(Patria) - Der unabhängige Gewerkschaftsbund der Staatsbediensteten und Angestellten in den Staatsorganen, der Justiz und den öffentlichen Einrichtungen der Föderation Bosnien und Herzegowina hat heute eine Erklärung abgegeben, in der er klärt, dass der Mindestlohn von 1.000 KM und die Festlegung der Gehaltsgrundlage für Staatsbedienstete und Angestellte in der Föderation Bosnien und Herzegowina keinerlei Zusammenhang miteinander haben.
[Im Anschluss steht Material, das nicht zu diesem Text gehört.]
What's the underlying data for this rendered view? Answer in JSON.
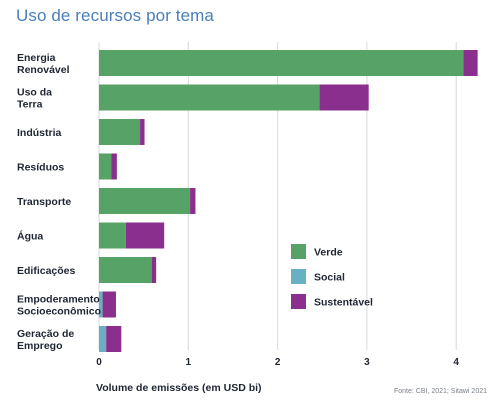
{
  "chart_data": {
    "type": "bar",
    "orientation": "horizontal",
    "stacked": true,
    "title": "Uso de recursos por tema",
    "xlabel": "Volume de emissões (em USD bi)",
    "source": "Fonte: CBI, 2021; Sitawi 2021",
    "xlim": [
      0,
      4.3
    ],
    "xticks": [
      "0",
      "1",
      "2",
      "3",
      "4"
    ],
    "categories": [
      [
        "Energia",
        "Renovável"
      ],
      [
        "Uso da",
        "Terra"
      ],
      [
        "Indústria"
      ],
      [
        "Resíduos"
      ],
      [
        "Transporte"
      ],
      [
        "Água"
      ],
      [
        "Edificações"
      ],
      [
        "Empoderamento",
        "Socioeconômico"
      ],
      [
        "Geração de",
        "Emprego"
      ]
    ],
    "series": [
      {
        "name": "Verde",
        "color": "#57a266",
        "values": [
          4.08,
          2.47,
          0.46,
          0.14,
          1.02,
          0.3,
          0.59,
          0.0,
          0.0
        ]
      },
      {
        "name": "Social",
        "color": "#6ab0c3",
        "values": [
          0.0,
          0.0,
          0.0,
          0.0,
          0.0,
          0.0,
          0.0,
          0.04,
          0.08
        ]
      },
      {
        "name": "Sustentável",
        "color": "#8b2f8f",
        "values": [
          0.16,
          0.55,
          0.05,
          0.06,
          0.06,
          0.43,
          0.05,
          0.15,
          0.17
        ]
      }
    ],
    "grid": "vertical",
    "legend_position": "bottom-right"
  }
}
„Die Gewerkschaft hat vor der Verabschiedung des Beschlusses über die Höhe des niedrigsten Gehalts für das Jahr 2025 mit dem Kollegium der Regierung der Föderation Bosnien und Herzegowina verhandelt. Bei dieser Gelegenheit forderte die Gewerkschaft die Einhaltung der Bestimmungen des Gesetzes über Gehälter und Vergütungen in den Regierungsbehörden der Föderation Bosnien und Herzegowina sowie des Kollektivvertrags.
Während der Verhandlungen legten die Vertreter der Gewerkschaft Analysen vor, die den Anstieg der Lebenshaltungskosten und des Durchschnittsgehalts in der Föderation Bosnien und Herzegowina im Zeitraum von 2021 bis 2024 zeigen, und wiesen auf die erheblichen Unterschiede bei den Gehältern der Beschäftigten in den staatlichen und föderalen Verwaltungsbehörden hin.
Ebenso übermittelte die Gewerkschaft die Unzufriedenheit der Mitglieder aufgrund des Anstiegs der Lebenshaltungskosten, der niedrigen Gehälter der Beschäftigten in den Verwaltungsbehörden sowie aufgrund der Nichtauszahlung von einmaligen Geldleistungen.
Wir betonen, dass die Aussagen einzelner Ökonomen, die die Gehaltsgrundlage der Beschäftigten in den Verwaltungsbehörden mit dem Mindestlohn in Verbindung bringen, nicht korrekt sind. Die Gehaltsgrundlage für Staatsbedienstete und Angestellte wird durch Gesetz und Kollektivvertrag zwischen der Regierung der Föderation Bosnien und Herzegowina und der repräsentativen Gewerkschaft festgelegt. Ihre Höhe wird mit einem Koeffizienten multipliziert, um das Nettogehalt zu bestimmen.
Obwohl Verhandlungen über die Anwendung der Bestimmungen im Zusammenhang mit dem Mindestlohn geführt werden, bedeutet dies nicht, dass es zu einer linearen Gehaltserhöhung kommen wird. Die Korrektur der niedrigsten Einkommen erfolgt über die Koeffizienten, im Einklang mit der vereinbarten Gehaltsgrundlage.
Der unabhängige Gewerkschaftsbund bleibt der Wahrung der Rechte seiner Mitglieder verpflichtet und wird weiterhin auf einen verantwortungsvollen und transparenten Dialog mit der Regierung der Föderation Bosnien und Herzegowina bestehen“, hieß es in der Erklärung.